Early Life
Virgil Earp was born in Hartford, Kentucky, the second son of Nicholas Earp and Virginia Ann Cooksey. In February 1860, while living in Pella, Iowa, 16-year-old Virgil eloped with 18-year-old Dutch immigrant Magdalena C. "Ellen" Rysdam (born November 25, 1842 in Utrecht, Netherlands – died May 3, 1910 in Cornelius, Oregon). They remained together for a year in spite of her parents' (Gerrit Rysdam and Magdalena Catrina Van Velzen) disapproval. Virgil and Ellen had a daughter, Nellie Jane Earp (January 7, 1862 – June 17, 1930). When Virgil left to serve in the Civil War, his daughter was two weeks old.

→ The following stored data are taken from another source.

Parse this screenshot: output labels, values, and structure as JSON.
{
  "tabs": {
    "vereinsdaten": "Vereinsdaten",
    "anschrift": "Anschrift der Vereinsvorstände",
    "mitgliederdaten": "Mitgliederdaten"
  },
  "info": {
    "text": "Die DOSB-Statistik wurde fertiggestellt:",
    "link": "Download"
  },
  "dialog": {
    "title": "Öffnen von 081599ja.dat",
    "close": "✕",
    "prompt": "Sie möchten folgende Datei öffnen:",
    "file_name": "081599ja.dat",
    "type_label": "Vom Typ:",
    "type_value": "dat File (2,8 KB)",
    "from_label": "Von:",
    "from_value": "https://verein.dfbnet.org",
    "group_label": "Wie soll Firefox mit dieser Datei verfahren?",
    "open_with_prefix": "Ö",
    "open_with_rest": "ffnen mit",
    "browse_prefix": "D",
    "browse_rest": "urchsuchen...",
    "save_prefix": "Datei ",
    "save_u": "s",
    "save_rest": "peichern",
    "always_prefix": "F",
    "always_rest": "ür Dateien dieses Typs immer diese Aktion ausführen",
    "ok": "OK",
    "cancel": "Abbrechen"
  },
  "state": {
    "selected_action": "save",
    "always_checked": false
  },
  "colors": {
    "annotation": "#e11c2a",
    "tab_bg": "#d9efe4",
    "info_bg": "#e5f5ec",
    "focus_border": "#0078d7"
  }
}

On September 21, 1861, 18-year-old Virgil enlisted in the Union Army, serving with the 83rd Illinois Infantry from July 26, 1862, to June 24, 1865. Virgil's older brother James had previously enlisted, but returned home in late 1861 after he was badly wounded during a battle near Fredericktown, Missouri. Virgil's older half-brother Newton also enlisted with the Union and served throughout the war.

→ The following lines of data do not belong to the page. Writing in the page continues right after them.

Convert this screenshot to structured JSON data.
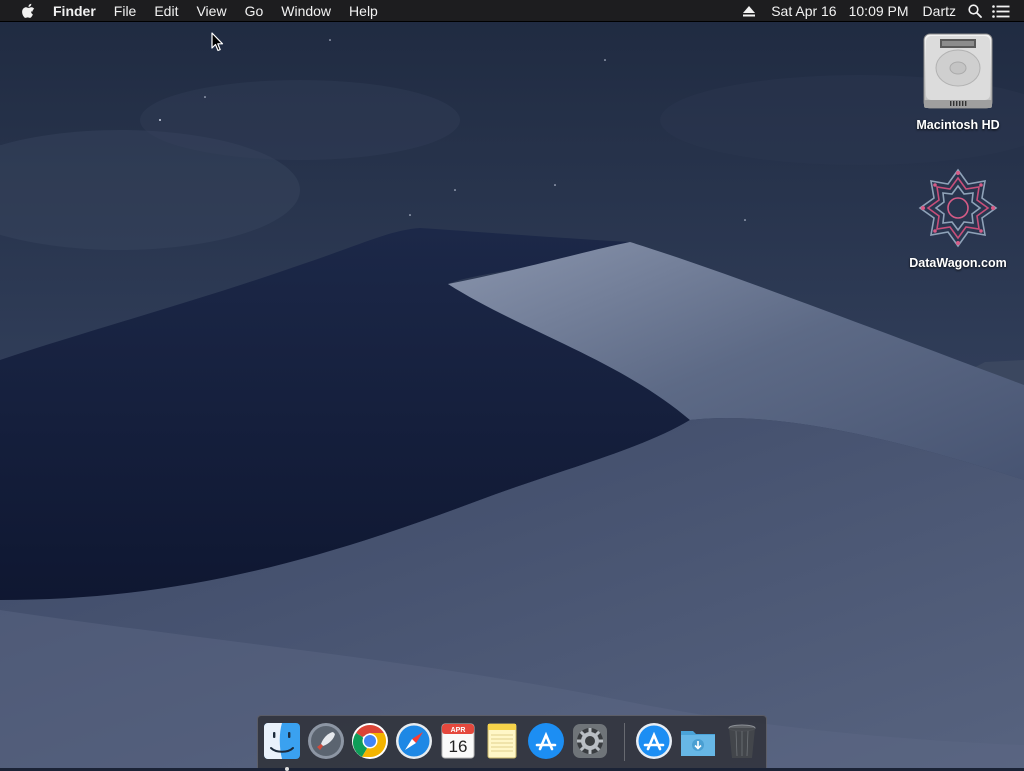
{
  "menubar": {
    "apple_icon": "apple-icon",
    "app_name": "Finder",
    "menus": [
      "File",
      "Edit",
      "View",
      "Go",
      "Window",
      "Help"
    ],
    "date": "Sat Apr 16",
    "time": "10:09 PM",
    "user": "Dartz",
    "status_icons": [
      "eject-icon",
      "search-icon",
      "list-icon"
    ]
  },
  "desktop": {
    "icons": [
      {
        "label": "Macintosh HD",
        "icon": "hard-drive-icon"
      },
      {
        "label": "DataWagon.com",
        "icon": "network-volume-icon"
      }
    ]
  },
  "dock": {
    "apps": [
      {
        "icon": "finder-icon",
        "running": true
      },
      {
        "icon": "launchpad-icon",
        "running": false
      },
      {
        "icon": "chrome-icon",
        "running": false
      },
      {
        "icon": "safari-icon",
        "running": false
      },
      {
        "icon": "calendar-icon",
        "month": "APR",
        "day": "16",
        "running": false
      },
      {
        "icon": "notes-icon",
        "running": false
      },
      {
        "icon": "app-store-icon",
        "running": false
      },
      {
        "icon": "system-preferences-icon",
        "running": false
      },
      {
        "icon": "applications-folder-icon",
        "running": false
      },
      {
        "icon": "downloads-folder-icon",
        "running": false
      },
      {
        "icon": "trash-icon",
        "running": false
      }
    ]
  },
  "colors": {
    "menubar": "#1d1d1f",
    "sky_top": "#243047",
    "sky_bottom": "#3b4a66",
    "dune_shadow": "#0f1730",
    "dune_light": "#7d8aa5"
  }
}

In the summer of 1863, Ellen was told by her parents and by the Earps that Virgil had died in Tennessee and she left Pella with her parents and daughter for the Oregon Territory. She married John Van Rossem, who died shortly afterward, and married once again in 1867 to Thomas Eaton in Walla Walla, Washington Territory. Virgil was reconnected with Ellen and their daughter 37 years later.
In 1868, Nicholas Earp took his family east again, eventually settling in Lamar, Missouri. Virgil worked the farm and help operate a grocery store. Earp was discharged from the military on June 26, 1865 and returned to Iowa. Finding his wife and family had disappeared, he left Pella and headed to California to join the rest of the Earp family. He married Rosella Dragoo (born in France in 1853) on August 28, 1870 in Lamar, Missouri. His father was justice of the peace, but there are no further records of Rosella.
Virgil later met Alvira "Allie" Sullivan from Florence, Nebraska, in 1874. They established a common-law relationship that lasted the remainder of his life. During his life Virgil worked at many jobs. Farming, rail construction in Wyoming, stagecoach driver, a sawmill sawyer in Prescott, Arizona Territory, mailman, and later in life, prospector. A tight-knit family, the Earps generally kept close contact with one another, and often trailed along together to different living locations.
Virgil spent some time in Dodge City, Kansas, in 1877 with his younger brother Wyatt, though it is not certain if Virgil ever held any law enforcement position there. From Dodge City, Virgil and his wife moved to Prescott in July 1877, then the capital of Arizona Territory. There, in October 1877, Virgil Earp was deputized by Yavapai County, Arizona Sheriff Ed Bowers during a street gunfight. During the fight, Virgil killed one of the robbers, shooting him twice through the head with a Winchester rifle. In 1878, Virgil served in Prescott as a village night watchman for a couple of months, and was later elected as a constable in Prescott.